While planning a gratitude feast for the Chief Minister, the fisherwomen of Pulicat and Kattupalli share a glimpse of the environment, creatures, and recipes that define their lives and livelihoods
On October 16, the day declared by the United Nations as World Food Day, women of the fishing community of Pazhaverkadu, well known as Pulicat Islands, plan to get together and cook up a seafood feast for the Chief Minister of Tamil Nadu.
A historic seashore town about 60 kilometres from Chennai, Pulicat or Pazhaverkadu is considered a haven for seafood lovers. Pazhaverkadu prawns and crabs are bestsellers across all the fish markets in Chennai.
The island is famous for certain varieties of fish, but its value in terms of food heritage and biodiversity was truly spelled out recently, when a group of fisherwomen from Pazhaverkadu came to Chennai to invite the CM to their village via a press conference. At the unusual event, where the women set out tasty samples of Pulicat’s fish, crab and prawns, G Rajalakshmi, a fisherwoman said, “Right from the British era, our island has been known for seafood.”

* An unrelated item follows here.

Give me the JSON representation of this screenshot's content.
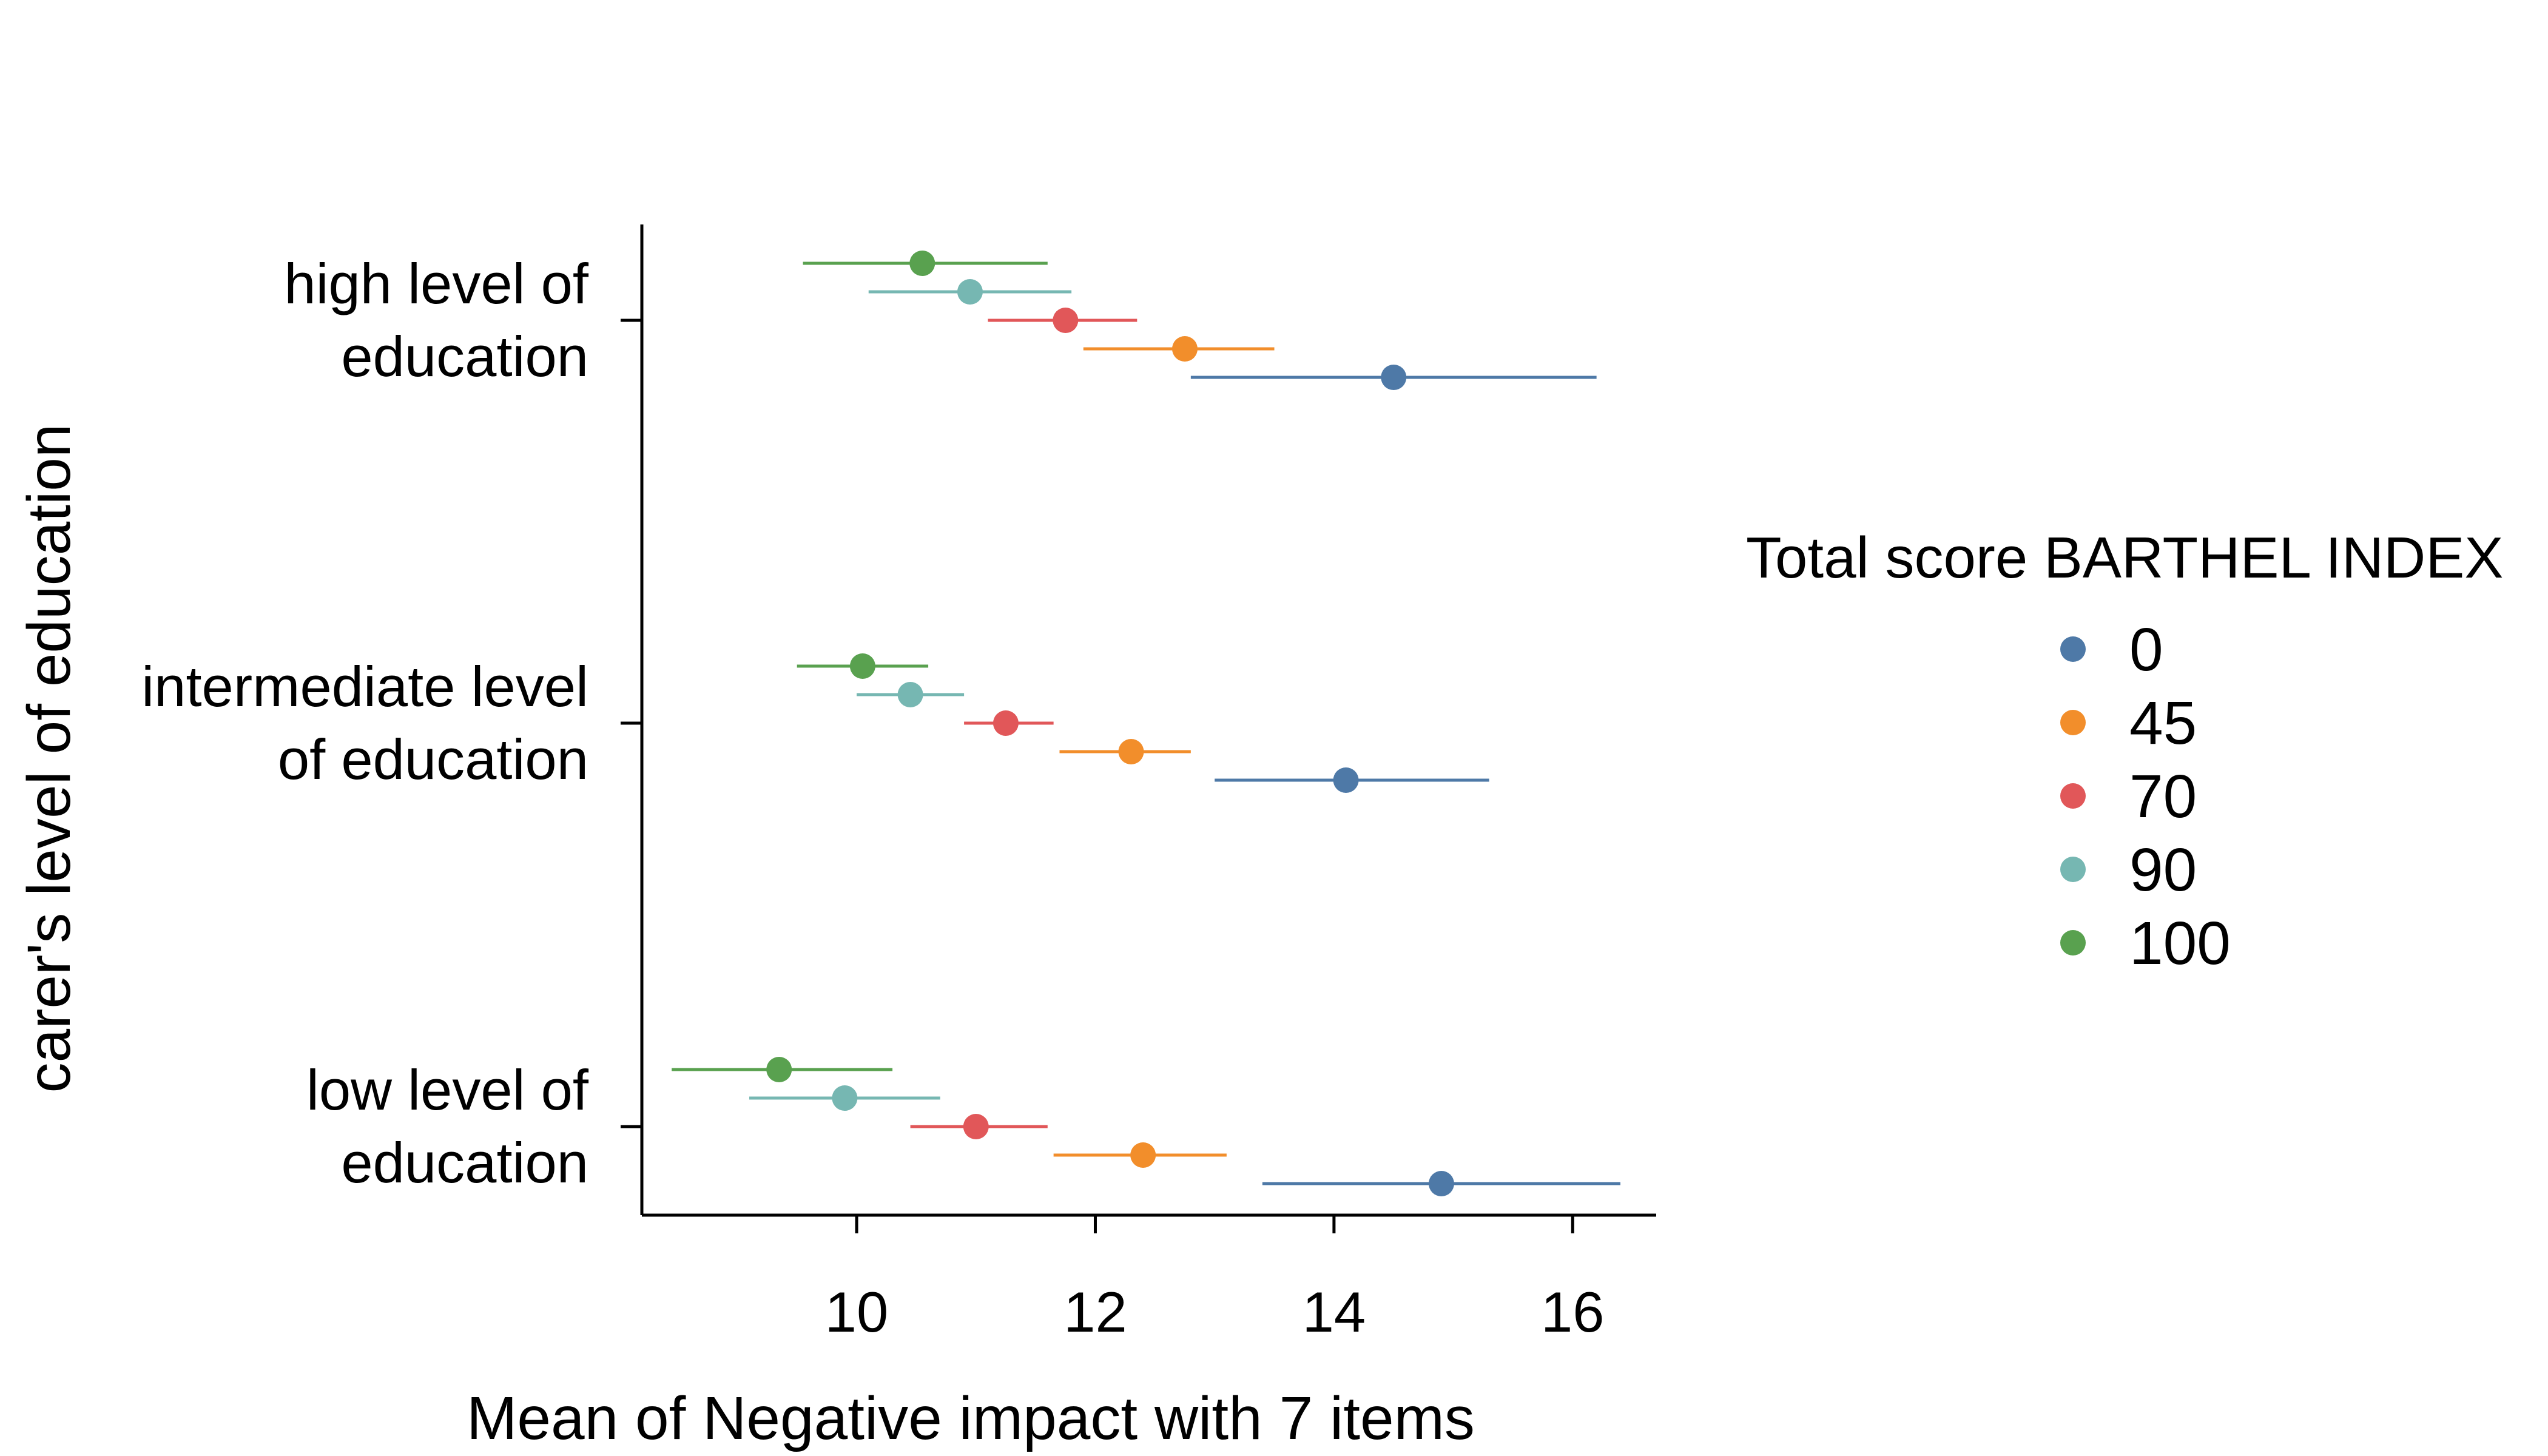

“A majority of the population in the island depends on fishing for livelihood. Women specialise in prawn and crab catching in brackish waters. The yield has been reducing considerably over the years and if the port expansion begins, we will be wiped out completely,” added M Veeramma.
Now, these women earn between ₹300 and ₹500 a day. “We get into groups of 10, hire a mid-size goods van and go to fish markets in and around Pazhaverkadu such as at Ponneri, Minjur, Redhills,” says Rajalakshmi.
“On a couple of days of the week we head to Chennai markets in Saidapet, Ennore and Kasimedu… Can you imagine our plight if the region is taken away for port expansion?” she asks with tear-filled eyes. These women play a significant role in the economy of this fishing village, right from catching fish to the curing, auctioning and marketing.
“As our island is known for the best quality seafood, especially crabs and we would like to present a grand seafood feast for the CM, and the feast would be prepared by the women in our community,” says Vijaya. The women have already had an elaborate discussion on the Chief Minister’s menu — they want him to taste their favourite dishes.
For example, one of the most popular dishes of Pulicat is eral (prawn) karukkal, a quintessential part of a fisherman’s daily life. Fresh-caught prawns are cleaned to remove the sand, with their shells intact. Then on an earthenware kadhai, the prawns are cooked slowly on a low flame with rock salt and broken red chillies, stirring continuously until all the water is absorbed. “We finally press the cooked prawn with a wooden ladle to squeeze out any water, and stir fry it till dry. It is an amazing preparation which we pack in a tiffin box along with soaked rice when our menfolk head into the sea for a couple of days for fishing. Karukkal will not spoil for at least four days,” says Rajalakshmi.
N Vijaya adds, “Most of the cooking we do at home is traditional and handed down from generation to generation.”
Vijaya is an expert at making crab soup, and readily shares her cooking process. “Clean a medium-sized crab, place it in a vessel, add four cups water and bring it to boil,” she says, “To this, add a sliced onion and tomato, throw in two red chillies and pepper. When the concoction is reduced to half, switch off the heat. Then heat one teaspoon oil, a teaspoon of ginger garlic paste and curry leaves, and pour it over the soup. Garnish with minced coriander leaves.”
The menu for October 16 will be as follows: kal nandu (crab) soup, eral vada, eral karukkal, eral biryani, paara meen kulambu, vaala meen sunda vecha kulambu, meen (fish) puttu, nandu thokku and maybe some fried nethili karuvad (dry fish).
“We are still undecided about what to offer for dessert,” says Vijaya. “We normally prepare paal payasam or sakkara pongal for festivities, so we will probably make one of these on that day.”